A poluição dos solos agrícolas, por Afonso Peche

Publicado em 22/12/2025 07:21

A poluição dos solos agrícolas pode ser definida como o acúmulo, no perfil do solo, de substâncias estranhas ou em concentrações acima da capacidade do sistema de absorver, transformar e neutralizar, gerando perdas de função ecológica, riscos à produção e possibilidade de contaminação da água e dos alimentos. Ela não é um fenômeno isolado, mas um subproduto de uma agricultura que, muitas vezes, mede sucesso apenas pela produtividade imediata, sem contabilizar os custos invisíveis de longo prazo. Quando o solo é tratado como “suporte” e não como organismo vivo, cresce a chance de que fertilidade e contaminação se confundam, e que o incremento de insumos se torne, silenciosamente, um vetor de degradação.

Na prática, a poluição do solo agrícola decorre de múltiplas fontes. O uso intensivo de agrotóxicos pode deixar resíduos e metabólitos persistentes, alterando comunidades microbianas, afetando a biologia do solo e aumentando riscos de transporte para ambientes aquáticos. Fertilizantes minerais, quando aplicados sem critério técnico, podem levar à acumulação de sais e favorecer acidificação, além de intensificarem perdas por lixiviação e escoamento superficial; em alguns casos, insumos podem carregar impurezas como metais potencialmente tóxicos, que se acumulam lentamente ao longo dos anos. Dejetos e resíduos orgânicos, embora valiosos para a ciclagem de nutrientes, podem poluir quando usados sem análise e sem balanço: excesso de nitrogênio e fósforo, presença de patógenos, contaminantes emergentes e desequilíbrios químicos. Soma-se a isso a contaminação por combustíveis, óleos e graxas em áreas de abastecimento, oficinas e lavagem de máquinas, além do problema crescente de plásticos agrícolas e microplásticos, que se fragmentam e permanecem no ambiente, afetando processos físicos e biológicos do solo.

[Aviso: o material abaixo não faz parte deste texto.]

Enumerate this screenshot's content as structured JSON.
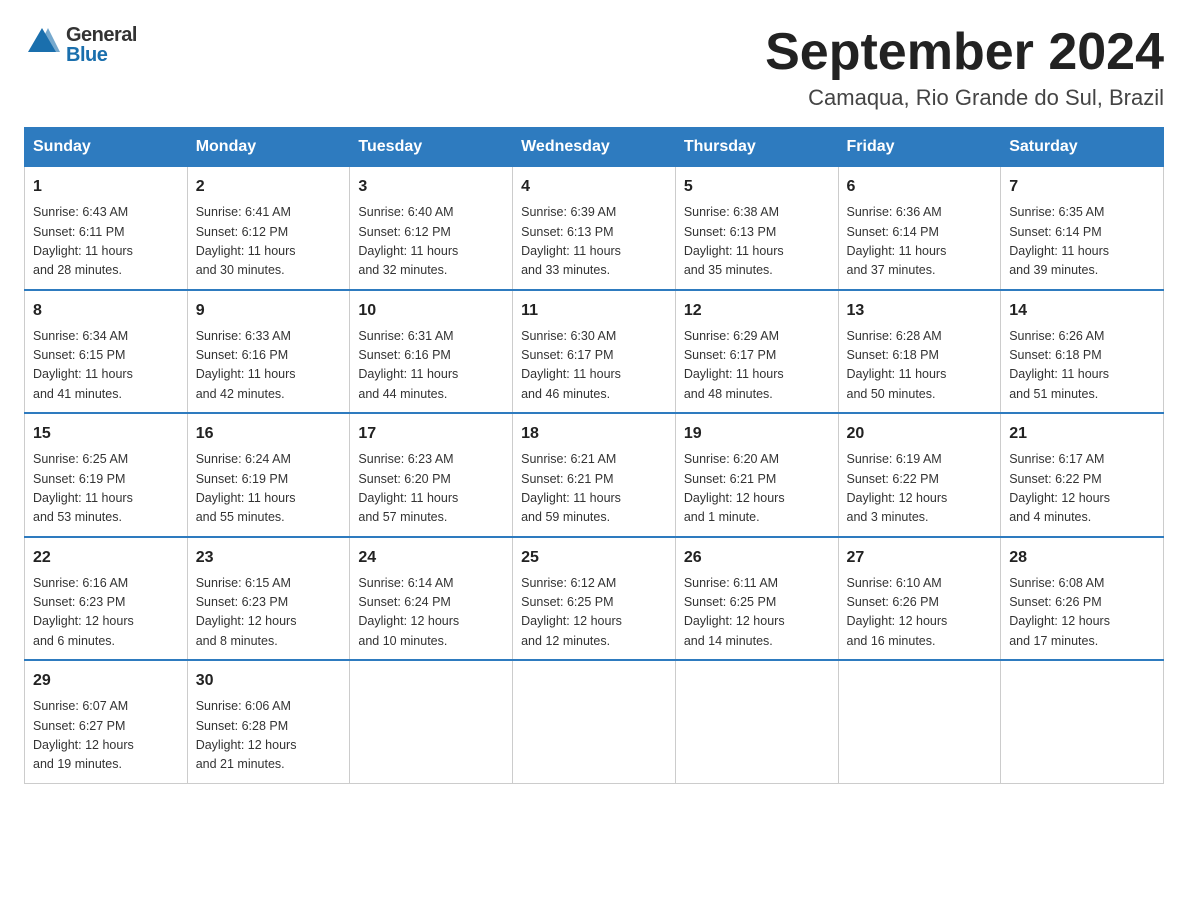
{
  "header": {
    "logo_text_general": "General",
    "logo_text_blue": "Blue",
    "title": "September 2024",
    "subtitle": "Camaqua, Rio Grande do Sul, Brazil"
  },
  "days_of_week": [
    "Sunday",
    "Monday",
    "Tuesday",
    "Wednesday",
    "Thursday",
    "Friday",
    "Saturday"
  ],
  "weeks": [
    [
      {
        "day": "1",
        "info": "Sunrise: 6:43 AM\nSunset: 6:11 PM\nDaylight: 11 hours\nand 28 minutes."
      },
      {
        "day": "2",
        "info": "Sunrise: 6:41 AM\nSunset: 6:12 PM\nDaylight: 11 hours\nand 30 minutes."
      },
      {
        "day": "3",
        "info": "Sunrise: 6:40 AM\nSunset: 6:12 PM\nDaylight: 11 hours\nand 32 minutes."
      },
      {
        "day": "4",
        "info": "Sunrise: 6:39 AM\nSunset: 6:13 PM\nDaylight: 11 hours\nand 33 minutes."
      },
      {
        "day": "5",
        "info": "Sunrise: 6:38 AM\nSunset: 6:13 PM\nDaylight: 11 hours\nand 35 minutes."
      },
      {
        "day": "6",
        "info": "Sunrise: 6:36 AM\nSunset: 6:14 PM\nDaylight: 11 hours\nand 37 minutes."
      },
      {
        "day": "7",
        "info": "Sunrise: 6:35 AM\nSunset: 6:14 PM\nDaylight: 11 hours\nand 39 minutes."
      }
    ],
    [
      {
        "day": "8",
        "info": "Sunrise: 6:34 AM\nSunset: 6:15 PM\nDaylight: 11 hours\nand 41 minutes."
      },
      {
        "day": "9",
        "info": "Sunrise: 6:33 AM\nSunset: 6:16 PM\nDaylight: 11 hours\nand 42 minutes."
      },
      {
        "day": "10",
        "info": "Sunrise: 6:31 AM\nSunset: 6:16 PM\nDaylight: 11 hours\nand 44 minutes."
      },
      {
        "day": "11",
        "info": "Sunrise: 6:30 AM\nSunset: 6:17 PM\nDaylight: 11 hours\nand 46 minutes."
      },
      {
        "day": "12",
        "info": "Sunrise: 6:29 AM\nSunset: 6:17 PM\nDaylight: 11 hours\nand 48 minutes."
      },
      {
        "day": "13",
        "info": "Sunrise: 6:28 AM\nSunset: 6:18 PM\nDaylight: 11 hours\nand 50 minutes."
      },
      {
        "day": "14",
        "info": "Sunrise: 6:26 AM\nSunset: 6:18 PM\nDaylight: 11 hours\nand 51 minutes."
      }
    ],
    [
      {
        "day": "15",
        "info": "Sunrise: 6:25 AM\nSunset: 6:19 PM\nDaylight: 11 hours\nand 53 minutes."
      },
      {
        "day": "16",
        "info": "Sunrise: 6:24 AM\nSunset: 6:19 PM\nDaylight: 11 hours\nand 55 minutes."
      },
      {
        "day": "17",
        "info": "Sunrise: 6:23 AM\nSunset: 6:20 PM\nDaylight: 11 hours\nand 57 minutes."
      },
      {
        "day": "18",
        "info": "Sunrise: 6:21 AM\nSunset: 6:21 PM\nDaylight: 11 hours\nand 59 minutes."
      },
      {
        "day": "19",
        "info": "Sunrise: 6:20 AM\nSunset: 6:21 PM\nDaylight: 12 hours\nand 1 minute."
      },
      {
        "day": "20",
        "info": "Sunrise: 6:19 AM\nSunset: 6:22 PM\nDaylight: 12 hours\nand 3 minutes."
      },
      {
        "day": "21",
        "info": "Sunrise: 6:17 AM\nSunset: 6:22 PM\nDaylight: 12 hours\nand 4 minutes."
      }
    ],
    [
      {
        "day": "22",
        "info": "Sunrise: 6:16 AM\nSunset: 6:23 PM\nDaylight: 12 hours\nand 6 minutes."
      },
      {
        "day": "23",
        "info": "Sunrise: 6:15 AM\nSunset: 6:23 PM\nDaylight: 12 hours\nand 8 minutes."
      },
      {
        "day": "24",
        "info": "Sunrise: 6:14 AM\nSunset: 6:24 PM\nDaylight: 12 hours\nand 10 minutes."
      },
      {
        "day": "25",
        "info": "Sunrise: 6:12 AM\nSunset: 6:25 PM\nDaylight: 12 hours\nand 12 minutes."
      },
      {
        "day": "26",
        "info": "Sunrise: 6:11 AM\nSunset: 6:25 PM\nDaylight: 12 hours\nand 14 minutes."
      },
      {
        "day": "27",
        "info": "Sunrise: 6:10 AM\nSunset: 6:26 PM\nDaylight: 12 hours\nand 16 minutes."
      },
      {
        "day": "28",
        "info": "Sunrise: 6:08 AM\nSunset: 6:26 PM\nDaylight: 12 hours\nand 17 minutes."
      }
    ],
    [
      {
        "day": "29",
        "info": "Sunrise: 6:07 AM\nSunset: 6:27 PM\nDaylight: 12 hours\nand 19 minutes."
      },
      {
        "day": "30",
        "info": "Sunrise: 6:06 AM\nSunset: 6:28 PM\nDaylight: 12 hours\nand 21 minutes."
      },
      {
        "day": "",
        "info": ""
      },
      {
        "day": "",
        "info": ""
      },
      {
        "day": "",
        "info": ""
      },
      {
        "day": "",
        "info": ""
      },
      {
        "day": "",
        "info": ""
      }
    ]
  ]
}
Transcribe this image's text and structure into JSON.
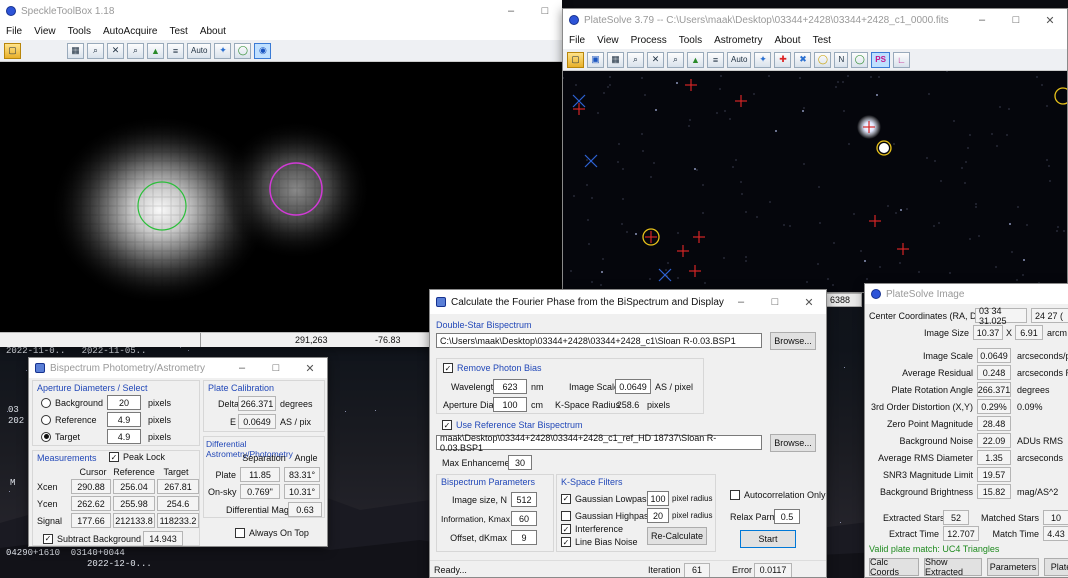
{
  "speckle": {
    "title": "SpeckleToolBox 1.18",
    "menu": [
      "File",
      "View",
      "Tools",
      "AutoAcquire",
      "Test",
      "About"
    ],
    "toolbar_auto": "Auto",
    "status": {
      "x": "291,263",
      "y": "-76.83"
    }
  },
  "platesolve": {
    "title": "PlateSolve 3.79 -- C:\\Users\\maak\\Desktop\\03344+2428\\03344+2428_c1_0000.fits",
    "menu": [
      "File",
      "View",
      "Process",
      "Tools",
      "Astrometry",
      "About",
      "Test"
    ],
    "toolbar_auto": "Auto",
    "toolbar_n": "N",
    "toolbar_ps": "PS",
    "partial_readout": "6388"
  },
  "desktop": {
    "dates": "2022-11-0..   2022-11-05..",
    "left_clip1": "03",
    "left_clip2": "202",
    "left_clip3": "M",
    "bottom_text": "04290+1610  03140+0044\n               2022-12-0..."
  },
  "bispec_phot": {
    "title": "Bispectrum Photometry/Astrometry",
    "aperture": {
      "title": "Aperture Diameters / Select",
      "rows": [
        {
          "label": "Background",
          "value": "20",
          "unit": "pixels",
          "selected": false
        },
        {
          "label": "Reference",
          "value": "4.9",
          "unit": "pixels",
          "selected": false
        },
        {
          "label": "Target",
          "value": "4.9",
          "unit": "pixels",
          "selected": true
        }
      ]
    },
    "plate_cal": {
      "title": "Plate Calibration",
      "delta_label": "Delta",
      "delta_value": "266.371",
      "delta_unit": "degrees",
      "e_label": "E",
      "e_value": "0.0649",
      "e_unit": "AS / pix"
    },
    "measurements": {
      "title": "Measurements",
      "peak_lock": "Peak Lock",
      "headers": [
        "Cursor",
        "Reference",
        "Target"
      ],
      "rows": [
        {
          "label": "Xcen",
          "values": [
            "290.88",
            "256.04",
            "267.81"
          ]
        },
        {
          "label": "Ycen",
          "values": [
            "262.62",
            "255.98",
            "254.6"
          ]
        },
        {
          "label": "Signal",
          "values": [
            "177.66",
            "212133.8",
            "118233.2"
          ]
        }
      ],
      "subtract_bg": "Subtract Background",
      "subtract_value": "14.943"
    },
    "diff": {
      "title": "Differential Astrometry/Photometry",
      "headers": [
        "Separation",
        "Angle"
      ],
      "plate_label": "Plate",
      "plate_sep": "11.85",
      "plate_angle": "83.31°",
      "onsky_label": "On-sky",
      "onsky_sep": "0.769\"",
      "onsky_angle": "10.31°",
      "mag_label": "Differential Mag",
      "mag_value": "0.63"
    },
    "always_on_top": "Always On Top"
  },
  "fourier": {
    "title": "Calculate the Fourier Phase from the BiSpectrum and Display",
    "double_star_title": "Double-Star Bispectrum",
    "double_star_path": "C:\\Users\\maak\\Desktop\\03344+2428\\03344+2428_c1\\Sloan R-0.03.BSP1",
    "browse": "Browse...",
    "remove_bias": "Remove Photon Bias",
    "wavelength_label": "Wavelength",
    "wavelength_value": "623",
    "wavelength_unit": "nm",
    "image_scale_label": "Image Scale",
    "image_scale_value": "0.0649",
    "image_scale_unit": "AS / pixel",
    "aperture_label": "Aperture Diam",
    "aperture_value": "100",
    "aperture_unit": "cm",
    "kspace_label": "K-Space Radius",
    "kspace_value": "258.6",
    "kspace_unit": "pixels",
    "use_ref": "Use Reference Star Bispectrum",
    "ref_path": "maak\\Desktop\\03344+2428\\03344+2428_c1_ref_HD 18737\\Sloan R-0.03.BSP1",
    "max_enh_label": "Max Enhancement",
    "max_enh_value": "30",
    "bispec_params_title": "Bispectrum Parameters",
    "image_size_label": "Image size, N",
    "image_size_value": "512",
    "info_label": "Information, Kmax",
    "info_value": "60",
    "offset_label": "Offset, dKmax",
    "offset_value": "9",
    "kspace_filters_title": "K-Space Filters",
    "gauss_low": "Gaussian Lowpass",
    "gauss_low_value": "100",
    "gauss_high": "Gaussian Highpass",
    "gauss_high_value": "20",
    "pixel_radius": "pixel radius",
    "interference": "Interference",
    "line_bias": "Line Bias Noise",
    "recalc": "Re-Calculate",
    "autocorr": "Autocorrelation Only",
    "relax_label": "Relax Parm",
    "relax_value": "0.5",
    "start": "Start",
    "status_ready": "Ready...",
    "iteration_label": "Iteration",
    "iteration_value": "61",
    "error_label": "Error",
    "error_value": "0.0117"
  },
  "psimage": {
    "title": "PlateSolve Image",
    "center_label": "Center Coordinates (RA, Dec)",
    "center_ra": "03 34 31.025",
    "center_dec": "24 27 (",
    "size_label": "Image Size",
    "size_w": "10.37",
    "size_x": "X",
    "size_h": "6.91",
    "size_unit": "arcm",
    "rows": [
      {
        "label": "Image Scale",
        "value": "0.0649",
        "extra": "arcseconds/pix"
      },
      {
        "label": "Average Residual",
        "value": "0.248",
        "extra": "arcseconds RM"
      },
      {
        "label": "Plate Rotation Angle",
        "value": "266.371",
        "extra": "degrees"
      },
      {
        "label": "3rd Order Distortion (X,Y)",
        "value": "0.29%",
        "extra": "0.09%"
      },
      {
        "label": "Zero Point Magnitude",
        "value": "28.48",
        "extra": ""
      },
      {
        "label": "Background Noise",
        "value": "22.09",
        "extra": "ADUs RMS"
      },
      {
        "label": "Average RMS Diameter",
        "value": "1.35",
        "extra": "arcseconds"
      },
      {
        "label": "SNR3 Magnitude Limit",
        "value": "19.57",
        "extra": ""
      },
      {
        "label": "Background Brightness",
        "value": "15.82",
        "extra": "mag/AS^2"
      }
    ],
    "extracted_label": "Extracted Stars",
    "extracted_value": "52",
    "matched_label": "Matched Stars",
    "matched_value": "10",
    "extract_time_label": "Extract Time",
    "extract_time_value": "12.707",
    "match_time_label": "Match Time",
    "match_time_value": "4.43",
    "valid_match": "Valid plate match: UC4 Triangles",
    "buttons": [
      "Calc Coords",
      "Show Extracted",
      "Parameters",
      "Plate"
    ]
  }
}
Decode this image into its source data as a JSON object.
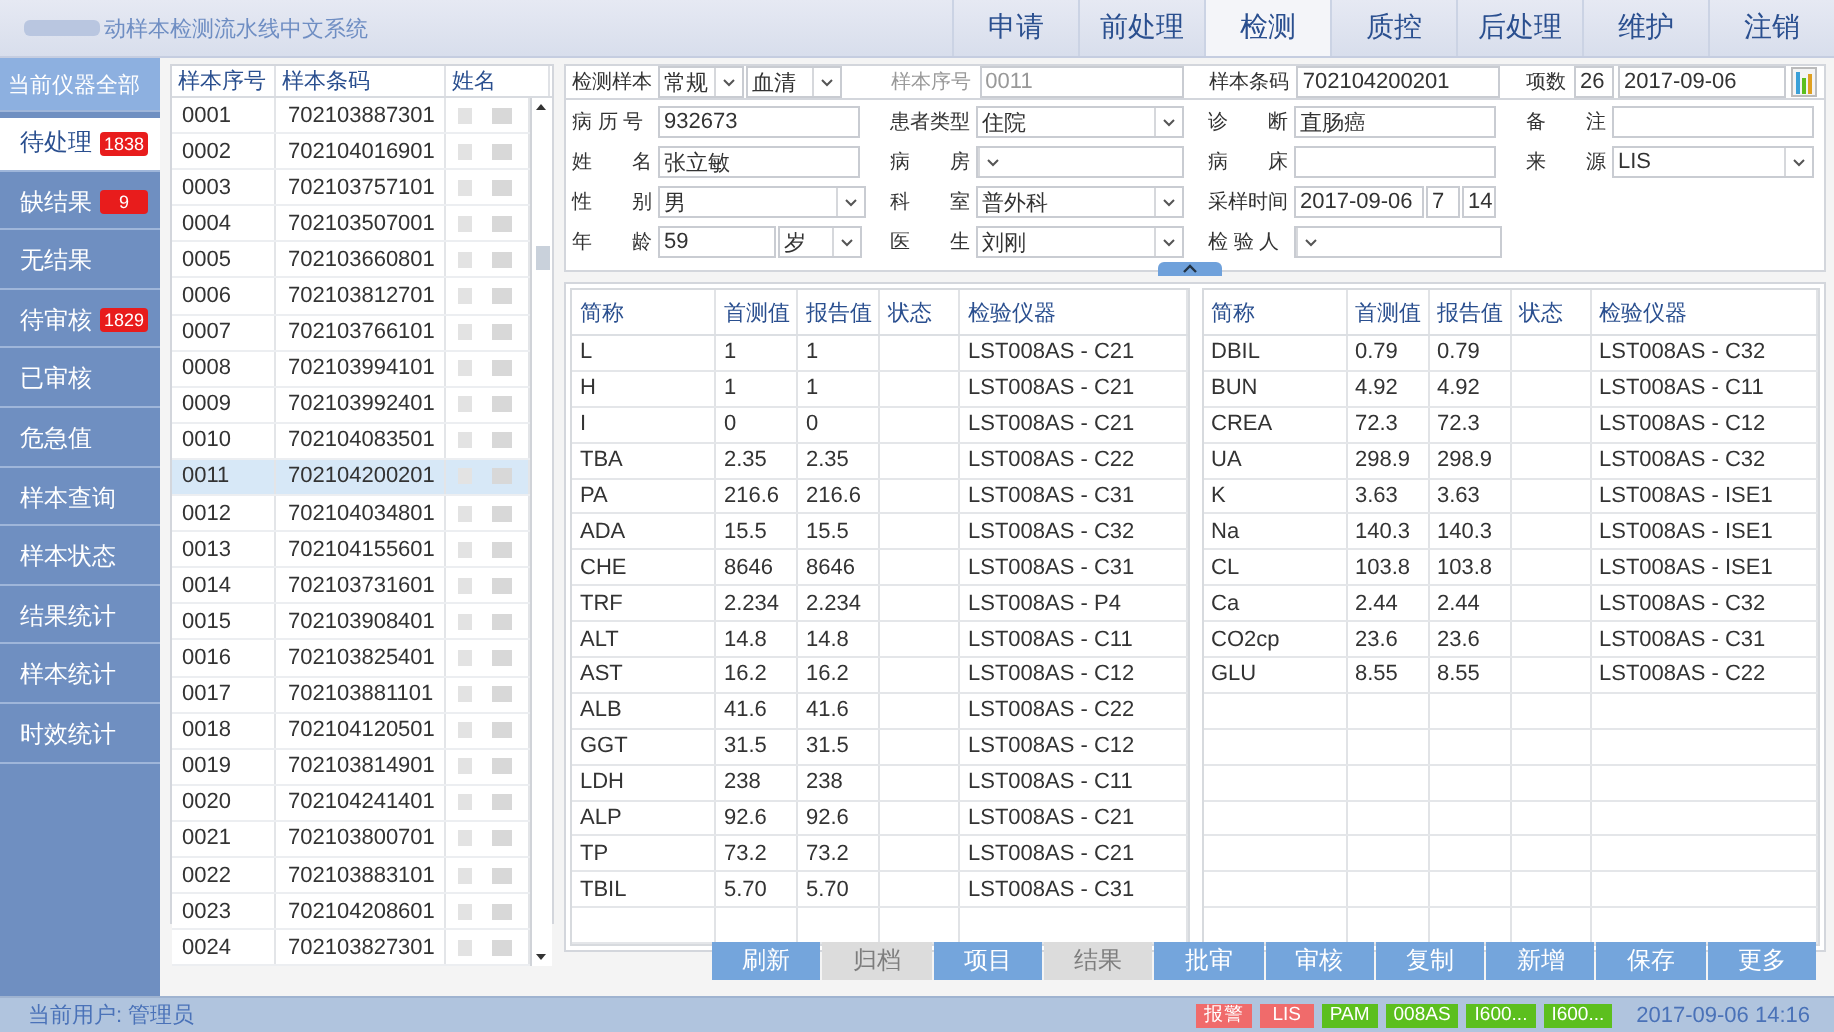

O que torna a poluição do solo particularmente complexa é que ela raramente se manifesta de forma imediata e visível. Diferentemente de uma erosão intensa, que expõe o problema em sulcos e ravinas, a contaminação pode avançar em silêncio: pequenas entradas repetidas, ano após ano, formando um estoque indesejado. Esse processo se agrava quando há transporte por água e sedimentos. Nutrientes como fósforo, frequentemente ligados às partículas do solo, chegam a córregos e represas com a enxurrada e a erosão; nitrato, mais móvel, pode percolar e atingir águas subterrâneas; resíduos orgânicos e pesticidas podem seguir ambos os caminhos, dependendo da molécula, do tipo de solo, do pH, da matéria orgânica e do regime de chuvas.

As consequências vão além da química. Um solo poluído tende a perder funcionalidade: diminui a biodiversidade edáfica, enfraquece a estrutura, altera a infiltração e a retenção de água, reduz a eficiência da ciclagem de nutrientes e fragiliza a resiliência do sistema frente a secas e extremos climáticos. Em termos sociais e sanitários, o risco se amplia quando o contaminante alcança a cadeia alimentar, quando trabalhadores se expõem em rotinas de aplicação e manejo, ou quando poços e nascentes recebem cargas invisíveis. A poluição do solo, portanto, não é apenas um tema de laboratório: é uma questão de governança do território e de responsabilidade intergeracional.

Enfrentá-la exige, primeiro, reconhecer que “manejo” é prevenção antes de remediação. Monitoramento periódico, rastreabilidade de insumos, diagnóstico por histórico de uso e amostragem dirigida são passos básicos. No campo, a agricultura conservacionista ajuda a reduzir o transporte de contaminantes, ao diminuir erosão e enxurradas, manter cobertura e estimular processos biológicos. Mas, sobretudo, é necessária uma mudança de lógica: sair do paradigma do “insumo que resolve” para o paradigma do “processo que sustenta”. A poluição dos solos agrícolas é, em última instância, o retrato de escolhas técnicas que ignoram os limites do sistema. Quando esses limites são reconhecidos, o solo deixa de ser depósito de resíduos e volta a ser o centro vivo da produção.

* Pesquisador Científico do Instituto Agronômico de Campinas – IAC.